Als sie dem Alphabet nach weitergingen, wurde die Auswahl nur noch schlechter. Eine der Schauspielerinnen aus einem Film, der ein Softporno zu sein schien, sah Jeffs Freundin Stacey verblüffend ähnlich, so sehr, dass Meg fast die Hülle herausgeholt hätte, um sicherzugehen, dass sie es nicht war, aber dann hätte Lise es mitgekriegt. Das konnte nicht sein - Stacey war leitende Vertriebsanalytikerin -, doch im Stillen sprang Meg auf die Möglichkeit an, Beweismaterial gegen sie zu finden, als könnte Jeff durch Staceys Entlarvung als Hochstaplerin erkennen, dass er im Unrecht war, und würde zu Meg zurückkommen. Diese Vorstellung stammte aus einer Julia Roberts-Komödie, wo am Ende das Gute siegte, aber sie spukte ihr unbestreitbar im Kopf herum. Sie hatte an Märchen geglaubt. Egal, wovor ihre Anwältin sie gewarnt hatte, während der Reha hatte sie immer geglaubt, dass alles in Ordnung sein würde, sobald sie das Ganze überstanden hätte, und Jeff hatte sie in dem Glauben gelassen. Wenn sie anrief, war er überschwänglich gewesen und hatte gesagt, sie würden sie vermissen, sie lieben, sie wollten bloß, dass sie sich erholte und wieder nach Hause kam.

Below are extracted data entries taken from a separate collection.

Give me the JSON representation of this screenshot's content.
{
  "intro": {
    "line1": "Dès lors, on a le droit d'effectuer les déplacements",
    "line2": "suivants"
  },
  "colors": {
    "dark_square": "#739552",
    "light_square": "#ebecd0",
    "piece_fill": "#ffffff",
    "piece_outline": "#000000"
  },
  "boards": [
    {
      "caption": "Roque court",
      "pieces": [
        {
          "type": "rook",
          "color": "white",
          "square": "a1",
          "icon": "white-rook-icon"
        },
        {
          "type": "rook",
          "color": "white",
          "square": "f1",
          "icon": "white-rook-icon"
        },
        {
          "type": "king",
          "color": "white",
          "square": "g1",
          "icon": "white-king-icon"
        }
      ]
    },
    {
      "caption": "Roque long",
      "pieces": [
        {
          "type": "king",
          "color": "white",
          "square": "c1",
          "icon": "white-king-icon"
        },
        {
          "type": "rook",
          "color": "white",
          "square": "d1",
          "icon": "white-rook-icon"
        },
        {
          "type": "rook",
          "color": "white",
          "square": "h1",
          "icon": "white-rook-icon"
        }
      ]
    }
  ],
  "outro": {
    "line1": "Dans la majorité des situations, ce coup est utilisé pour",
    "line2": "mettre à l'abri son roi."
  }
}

Der Anruf war für sie der Höhepunkt der Woche gewesen, ihre einzige Verbindung zur Außenwelt, und wenn es Zeit zum Gehen gewesen war, hatte sie nie auflegen wollen und jedes Mal den Abschied hinausgezögert.
«Ich liebe dich», hatte sie dann gesagt.
«Ich liebe dich auch.»
«Gib den Kindern einen dicken Kuss und eine Umarmung von mir.»
«Mach ich.»
Es hatte eine Pause gegeben, die Gelegenheit zu sagen: Okay, gute Nacht, doch sie hatte sie ungenutzt verstreichen lassen.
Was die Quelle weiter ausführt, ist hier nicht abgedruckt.